With anime, the "best" option I have found is to have MakeMKV pull everything; all audio tracks, all subtitle tracks. Then I use VLC to find out which tracks are which (especially subtitle tracks), then handbrake to put things in the correct order. With audio tracks, you can sometimes have a 5.1 commentary track with episode audio done in "just" stereo - the default selection rules for MakeMKV would toss out the stereo track in favor of the commentary track. Did I mention that Funimation has been known to do that?

The ORDER tracks appear is more likely to work in player software/hardware than any flags. Forced flag? I've yet to see it work in a hardware-based player. Default flag? Not sure on this one. I've seen it work in some software players, but all the hardware players seem to ignore it; the FIRST track is the one they play by default.

With anime, handbrake can shrink a BD episode of, say, Fairy Tail from just under 5GB down to around 700MB, keeping 1080p resolution. If you output as MKV, you can keep both subtitle tracks and all audio tracks at that size. Fairy Tail is one of the Funimation titles that has the forced track as the second subtitle track, so it has to be moved around.

Of course, there is a cost to using handbrake - time.
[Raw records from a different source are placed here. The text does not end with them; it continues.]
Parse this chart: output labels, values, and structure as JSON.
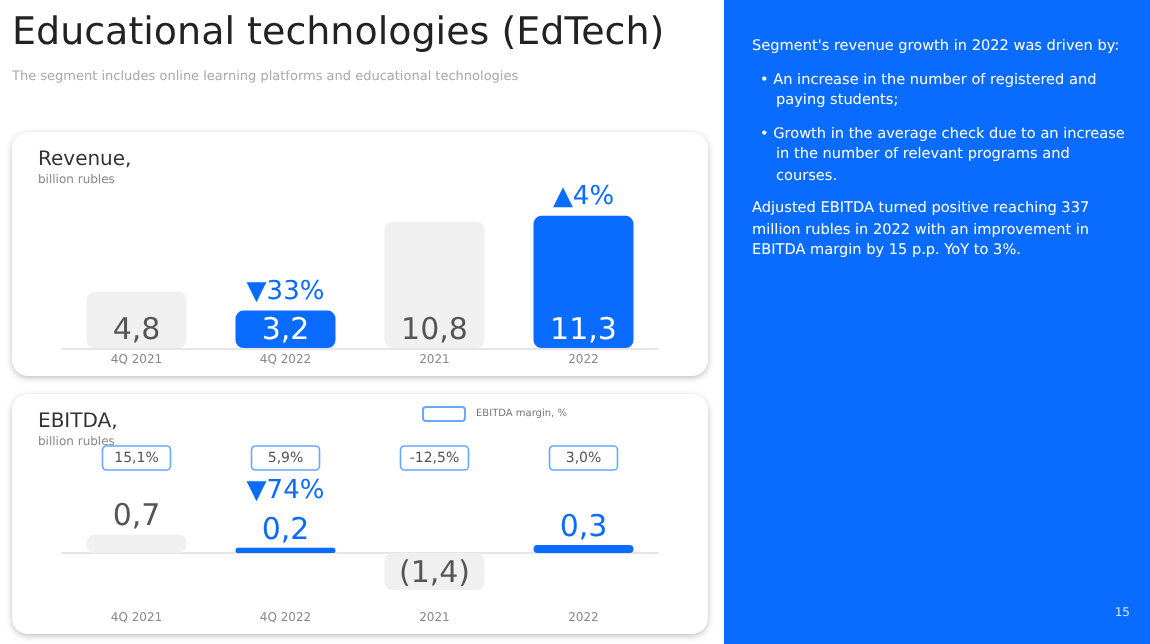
{
  "chart_data": [
    {
      "type": "other",
      "title": "Educational technologies (EdTech)",
      "subtitle": "The segment includes online learning platforms and educational technologies"
    },
    {
      "type": "bar",
      "title": "Revenue,",
      "subtitle": "billion rubles",
      "categories": [
        "4Q 2021",
        "4Q 2022",
        "2021",
        "2022"
      ],
      "values": [
        4.8,
        3.2,
        10.8,
        11.3
      ],
      "colors": [
        "#f0f0f0",
        "#0a6cff",
        "#f0f0f0",
        "#0a6cff"
      ],
      "value_labels": [
        "4,8",
        "3,2",
        "10,8",
        "11,3"
      ],
      "annotations": [
        {
          "text": "▼33%",
          "x": "4Q 2022",
          "y": 3.2
        },
        {
          "text": "▲4%",
          "x": "2022",
          "y": 11.3
        }
      ]
    },
    {
      "type": "bar",
      "title": "EBITDA,",
      "subtitle": "billion rubles",
      "legend_title": "EBITDA margin, %",
      "categories": [
        "4Q 2021",
        "4Q 2022",
        "2021",
        "2022"
      ],
      "values": [
        0.7,
        0.2,
        -1.4,
        0.3
      ],
      "colors": [
        "#f0f0f0",
        "#0a6cff",
        "#f0f0f0",
        "#0a6cff"
      ],
      "value_labels": [
        "0,7",
        "0,2",
        "(1,4)",
        "0,3"
      ],
      "annotations": [
        "15,1%",
        "5,9%",
        "-12,5%",
        "3,0%",
        {
          "text": "▼74%",
          "x": "4Q 2022",
          "y": 0.2
        }
      ]
    },
    {
      "type": "other",
      "annotations": [
        "Segment's revenue growth in 2022 was driven by:",
        "• An increase in the number of registered and paying students;",
        "• Growth in the average check due to an increase in the number of relevant programs and courses.",
        "Adjusted EBITDA turned positive reaching 337 million rubles in 2022 with an improvement in EBITDA margin by 15 p.p. YoY to 3%.",
        "15"
      ]
    }
  ]
}
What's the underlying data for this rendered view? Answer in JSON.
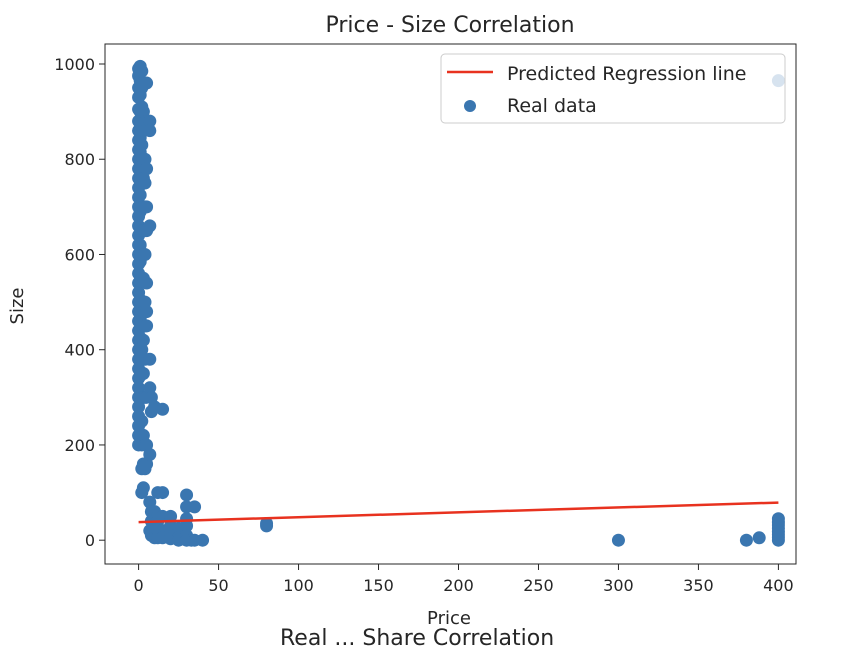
{
  "chart_data": {
    "type": "scatter",
    "title": "Price - Size Correlation",
    "xlabel": "Price",
    "ylabel": "Size",
    "xlim": [
      -21,
      411
    ],
    "ylim": [
      -50,
      1042
    ],
    "xticks": [
      0,
      50,
      100,
      150,
      200,
      250,
      300,
      350,
      400
    ],
    "yticks": [
      0,
      200,
      400,
      600,
      800,
      1000
    ],
    "grid": false,
    "legend": {
      "placement": "top-right"
    },
    "series": [
      {
        "name": "Predicted Regression line",
        "kind": "line",
        "color": "#e8321f",
        "x": [
          0,
          400
        ],
        "y": [
          38,
          79
        ]
      },
      {
        "name": "Real data",
        "kind": "scatter",
        "color": "#3a76b0",
        "x": [
          0,
          0,
          0,
          0,
          0,
          0,
          0,
          0,
          0,
          0,
          0,
          0,
          0,
          0,
          0,
          0,
          0,
          0,
          0,
          0,
          0,
          0,
          0,
          0,
          0,
          0,
          0,
          0,
          0,
          0,
          0,
          0,
          0,
          0,
          0,
          0,
          0,
          0,
          0,
          0,
          1,
          1,
          1,
          1,
          1,
          1,
          1,
          1,
          1,
          1,
          1,
          1,
          1,
          1,
          1,
          1,
          1,
          1,
          1,
          1,
          2,
          2,
          2,
          2,
          2,
          2,
          2,
          2,
          2,
          2,
          2,
          2,
          2,
          2,
          2,
          2,
          2,
          2,
          2,
          2,
          3,
          3,
          3,
          3,
          3,
          3,
          3,
          3,
          3,
          3,
          3,
          3,
          3,
          3,
          3,
          3,
          4,
          4,
          4,
          4,
          4,
          4,
          4,
          4,
          4,
          4,
          4,
          4,
          5,
          5,
          5,
          5,
          5,
          5,
          5,
          5,
          5,
          5,
          5,
          7,
          7,
          7,
          7,
          7,
          7,
          7,
          7,
          8,
          8,
          8,
          8,
          8,
          10,
          10,
          10,
          10,
          10,
          10,
          12,
          12,
          12,
          12,
          12,
          15,
          15,
          15,
          15,
          15,
          20,
          20,
          20,
          20,
          25,
          25,
          25,
          25,
          30,
          30,
          30,
          30,
          30,
          30,
          33,
          35,
          35,
          40,
          80,
          80,
          300,
          380,
          388,
          400,
          400,
          400,
          400,
          400,
          400,
          400,
          400,
          400
        ],
        "y": [
          990,
          975,
          950,
          930,
          905,
          880,
          860,
          840,
          820,
          800,
          780,
          760,
          740,
          720,
          700,
          680,
          660,
          640,
          620,
          600,
          580,
          560,
          540,
          520,
          500,
          480,
          460,
          440,
          420,
          400,
          380,
          360,
          340,
          320,
          300,
          280,
          260,
          240,
          220,
          200,
          995,
          965,
          935,
          900,
          875,
          845,
          815,
          785,
          755,
          725,
          690,
          655,
          620,
          585,
          545,
          505,
          465,
          425,
          385,
          345,
          985,
          950,
          910,
          870,
          830,
          790,
          750,
          700,
          650,
          600,
          550,
          500,
          450,
          400,
          350,
          300,
          250,
          200,
          150,
          100,
          960,
          900,
          860,
          800,
          760,
          700,
          650,
          600,
          550,
          480,
          420,
          350,
          300,
          220,
          160,
          110,
          870,
          800,
          750,
          700,
          650,
          600,
          500,
          450,
          380,
          300,
          200,
          150,
          960,
          880,
          780,
          700,
          650,
          540,
          480,
          450,
          300,
          200,
          160,
          880,
          860,
          660,
          380,
          320,
          180,
          80,
          20,
          300,
          270,
          60,
          40,
          10,
          280,
          60,
          40,
          30,
          20,
          5,
          100,
          50,
          40,
          20,
          5,
          275,
          100,
          50,
          20,
          5,
          50,
          30,
          15,
          3,
          25,
          15,
          5,
          0,
          95,
          70,
          45,
          30,
          10,
          0,
          0,
          70,
          0,
          0,
          35,
          30,
          0,
          0,
          5,
          965,
          45,
          38,
          32,
          25,
          18,
          12,
          6,
          0
        ]
      }
    ]
  }
}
But the 60-70% reduction in file size can outweigh the amount of time spent compressing the files.

Why did I think this was the "short answer"?!?
stanger89
Posts: 2
Joined: Thu Apr 14, 2016 9:18 pm

Re: Subtitle Order and Forced (no not the usual question) Fl

Post by stanger89 »

Woodstock wrote:The short answer is that what you set in MakeMKV is only marginally effective in players.
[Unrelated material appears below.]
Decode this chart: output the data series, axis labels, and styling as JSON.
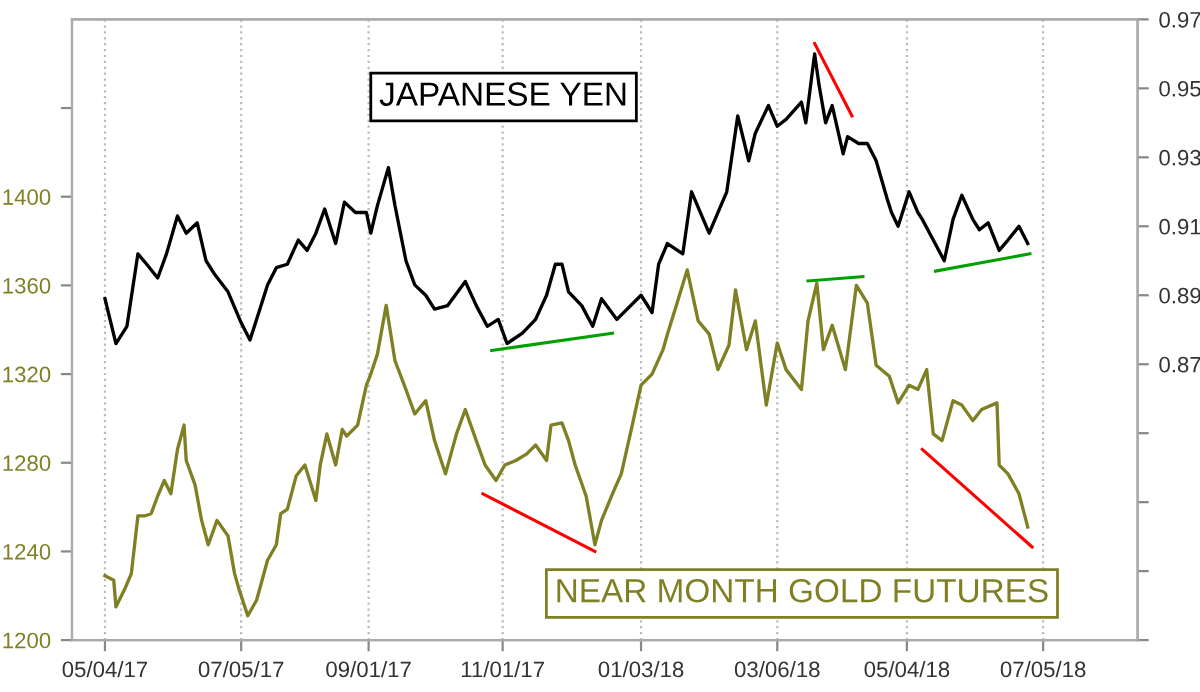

While you can play around with the selection rules in the profile, you will end up having to have more than one profile, because some vendors put the "forced" track as the first subtitle track, some use the second track, and some (including Funimation!) go back and forth on different titles. And MakeMKV does not spend a lot of time looking at the contents of a track, so rules on order fall apart when faced with multiple tracks for the same language.
That would actually be my goal, have a couple different profiles, since I know (or can find out before ripping a whole series) what setup it would be. FWIW, I'm not expecting MakeMKV to be able to figure it out, but I'm (was) hoping I could setup configs so I could do it all with MakeMKV instead of having to post process.
With anime, the "best" option I have found is to have MakeMKV pull everything; all audio tracks, all subtitle tracks. Then I use VLC to find out which tracks are which (especially subtitle tracks), then handbrake to put things in the correct order. With audio tracks, you can sometimes have a 5.1 commentary track with episode audio done in "just" stereo - the default selection rules for MakeMKV would toss out the stereo track in favor of the commentary track. Did I mention that Funimation has been known to do that?
Well I haven't run into that, but the vast majority of what I rip is Blu-ray and those always have Lossless main tracks which my profile automatically picks.
The ORDER tracks appear is more likely to work in player software/hardware than any flags. Forced flag? I've yet to see it work in a hardware-based player.
I don't know about hardware players, but it works in Kodi, which is what I use for viewing. Also I'm not worried about the audio tracks, I have those working just fine, it's just the Subtitle tracks that give me trouble, and that's because there are two identically identified tracks, they are just specified as "English", and neither actually have Forced titles.
With anime, handbrake can shrink a BD episode of, say, Fairy Tail from just under 5GB down to around 700MB, keeping 1080p resolution. If you output as MKV, you can keep both subtitle tracks and all audio tracks at that size.
I have no interest in recompressing.
Fairy Tail is one of the Funimation titles that has the forced track as the second subtitle track, so it has to be moved around.
Yup, that one and every other Funimation Blu-ray I've ripped. Though to be clear, it's not marked as forced, as near as I can tell, I assume the menu/java sets it to on when you pick the English dub audio track.